The FDA and Seattle Genetics announced that new warning labels would be issued for brentuximab vedotin.
The FDA and Seattle Genetics announced that new warning labels would be issued for brentuximab vedotin (Adcetris) after additional studies revealed a slightly increased risk for a rare but potentially fatal brain infection, along with other warnings based on clinical data.
Two additional cases of progressive multifocal leukoencephalopathy (PML) have been reported since the FDA approved brentuximab vedotin in August 2011 for treating Hodgkin lymphoma patients and patients with systemic anaplastic large cell lymphoma. Since the FDA approved brentuximab vedotin, approximately 2000 patients with these hematologic diseases have been treated with the drug.
PML is caused when the John Cunningham virus—a virus that resides latently in 40% to 80% of adults—is reactivated. The progressive, demyelinating disease of the central nervous system often causes disability, and 30% to 50% of patients die within a few months of their initial diagnosis, according to the National Institutes of Health. It is also a relatively rare disease. PML had been reported in one instance during clinical testing of brentuximab vedotin prior to its approval in August.
In addition to the warning regarding PML, a contraindication warning was also issued advising against taking brentuximab vedotin with another cancer drug, bleomycin.

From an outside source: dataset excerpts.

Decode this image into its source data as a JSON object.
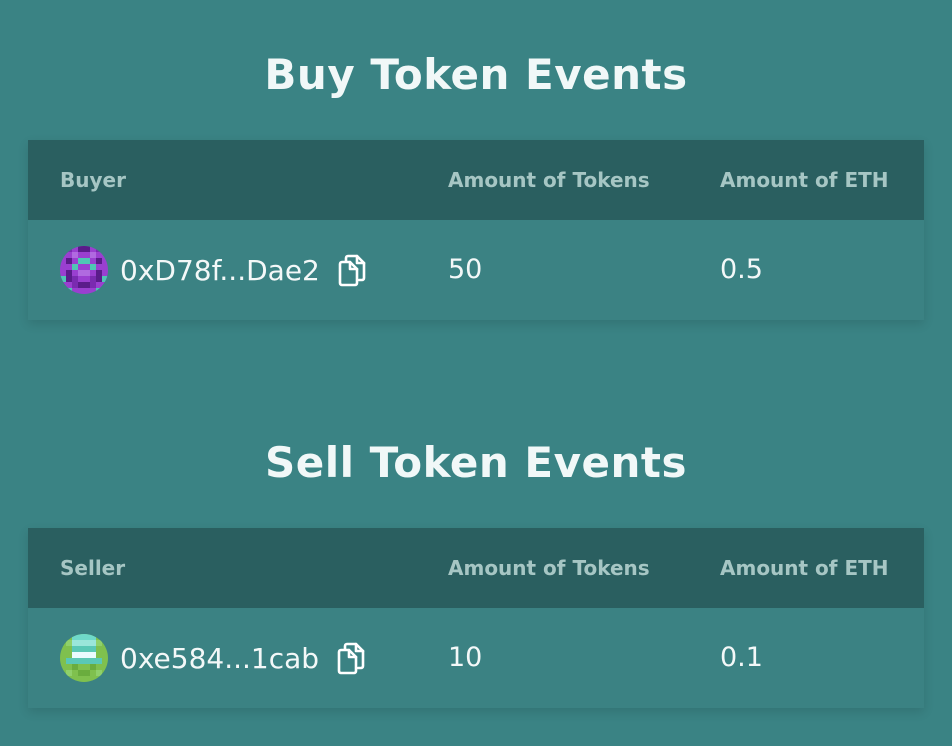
{
  "buy_section": {
    "title": "Buy Token Events",
    "headers": {
      "address": "Buyer",
      "tokens": "Amount of Tokens",
      "eth": "Amount of ETH"
    },
    "rows": [
      {
        "address": "0xD78f...Dae2",
        "avatar_icon": "purple-pixel-avatar-icon",
        "tokens": "50",
        "eth": "0.5"
      }
    ]
  },
  "sell_section": {
    "title": "Sell Token Events",
    "headers": {
      "address": "Seller",
      "tokens": "Amount of Tokens",
      "eth": "Amount of ETH"
    },
    "rows": [
      {
        "address": "0xe584...1cab",
        "avatar_icon": "green-pixel-avatar-icon",
        "tokens": "10",
        "eth": "0.1"
      }
    ]
  },
  "icons": {
    "copy": "copy-icon"
  },
  "colors": {
    "background": "#3a8384",
    "header_bg": "#2a5f60",
    "header_text": "#a6c6c4",
    "text": "#f3f8f8"
  }
}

In a clinical trial comparing the use of brentuximab vedotin to other anti-cancer agents, it was shown that patients who received the drug with bleomycin had a 40% frequency of developing pulmonary toxicity, compared to 10% to 25% frequency in patients who only received bleomycin.
“Our first priority is patient safety,” said Thomas C. Reynolds, MD, PhD, Chief Medical Officer of Seattle Genetics, in a release. “By developing these agreed upon label updates with the FDA regarding PML and the contraindication with bleomycin, we aim to heighten awareness among healthcare professionals in order to most safely treat their patients with Adcetris.”

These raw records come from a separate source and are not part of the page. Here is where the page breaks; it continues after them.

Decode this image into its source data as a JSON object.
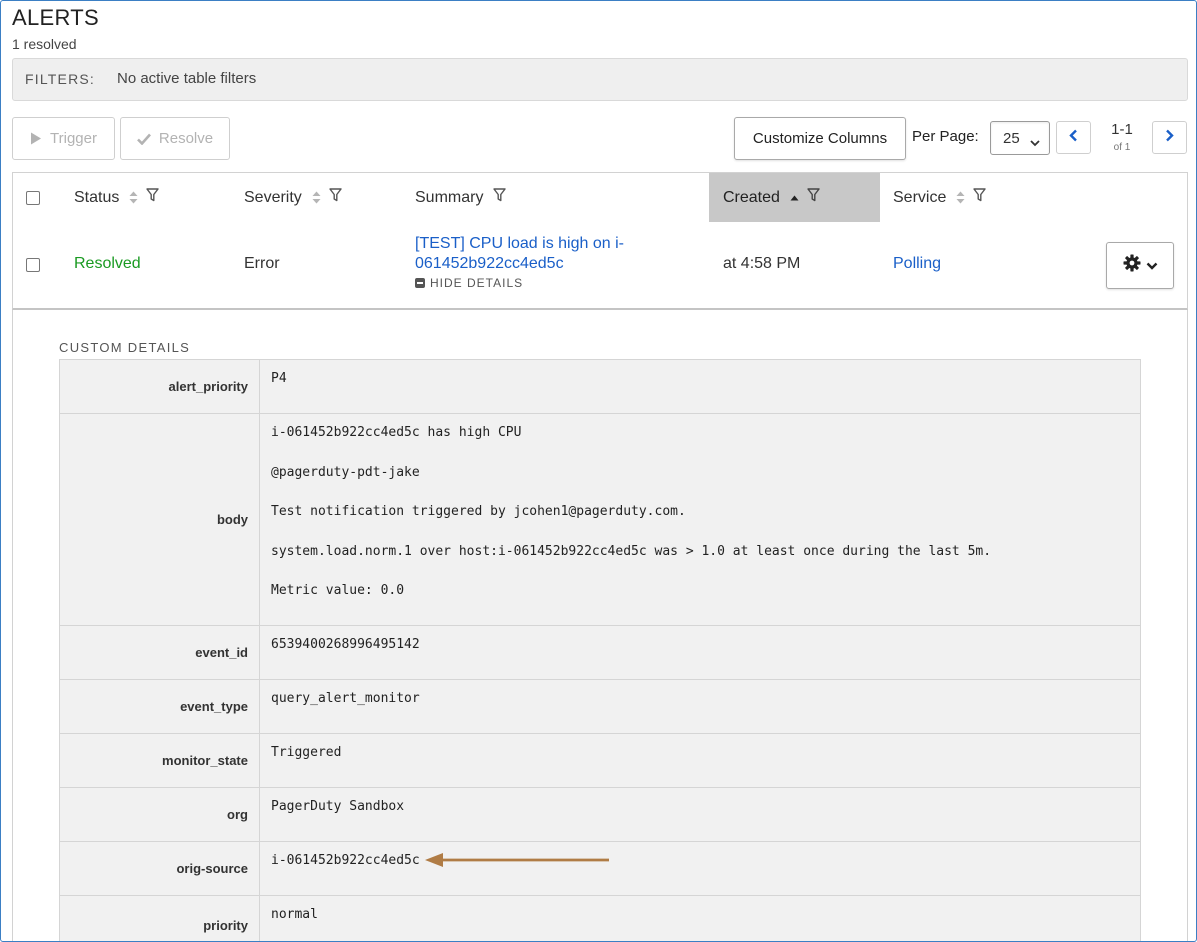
{
  "header": {
    "title": "ALERTS",
    "count_text": "1 resolved"
  },
  "filters": {
    "label": "FILTERS:",
    "value": "No active table filters"
  },
  "toolbar": {
    "trigger_label": "Trigger",
    "resolve_label": "Resolve",
    "customize_label": "Customize Columns",
    "per_page_label": "Per Page:",
    "per_page_value": "25",
    "page_range": "1-1",
    "page_of": "of 1"
  },
  "columns": {
    "status": "Status",
    "severity": "Severity",
    "summary": "Summary",
    "created": "Created",
    "service": "Service"
  },
  "alert": {
    "status": "Resolved",
    "severity": "Error",
    "summary": "[TEST] CPU load is high on i-061452b922cc4ed5c",
    "hide_details": "HIDE DETAILS",
    "created": "at 4:58 PM",
    "service": "Polling"
  },
  "details": {
    "title": "CUSTOM DETAILS",
    "alert_priority_key": "alert_priority",
    "alert_priority": "P4",
    "body_key": "body",
    "body_line1": "i-061452b922cc4ed5c has high CPU",
    "body_line2": "@pagerduty-pdt-jake",
    "body_line3": "Test notification triggered by jcohen1@pagerduty.com.",
    "body_line4": "system.load.norm.1 over host:i-061452b922cc4ed5c was > 1.0 at least once during the last 5m.",
    "body_line5": "Metric value: 0.0",
    "event_id_key": "event_id",
    "event_id": "6539400268996495142",
    "event_type_key": "event_type",
    "event_type": "query_alert_monitor",
    "monitor_state_key": "monitor_state",
    "monitor_state": "Triggered",
    "org_key": "org",
    "org": "PagerDuty Sandbox",
    "orig_source_key": "orig-source",
    "orig_source": "i-061452b922cc4ed5c",
    "priority_key": "priority",
    "priority": "normal"
  },
  "colors": {
    "accent_link": "#1a5fc8",
    "resolved_green": "#1a9a22",
    "annotation_arrow": "#b07c45"
  }
}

Brentuximab vedotin is the first drug the FDA has approved for treating patients with Hodgkin lymphoma since 1977. It is an antibody-drug conjugate that selectively targets CD30, a cell membrane protein overexpressed in the disorder.
The FDA approved brentuximab vedotin for patients with Hodgkin lymphoma whose disease has progressed after autologous stem cell transplant or after 2 prior chemotherapy treatments for those who cannot receive a transplant. It also may be used for patients with anaplastic large cell lymphoma whose disease has progressed after 1 chemotherapy treatment.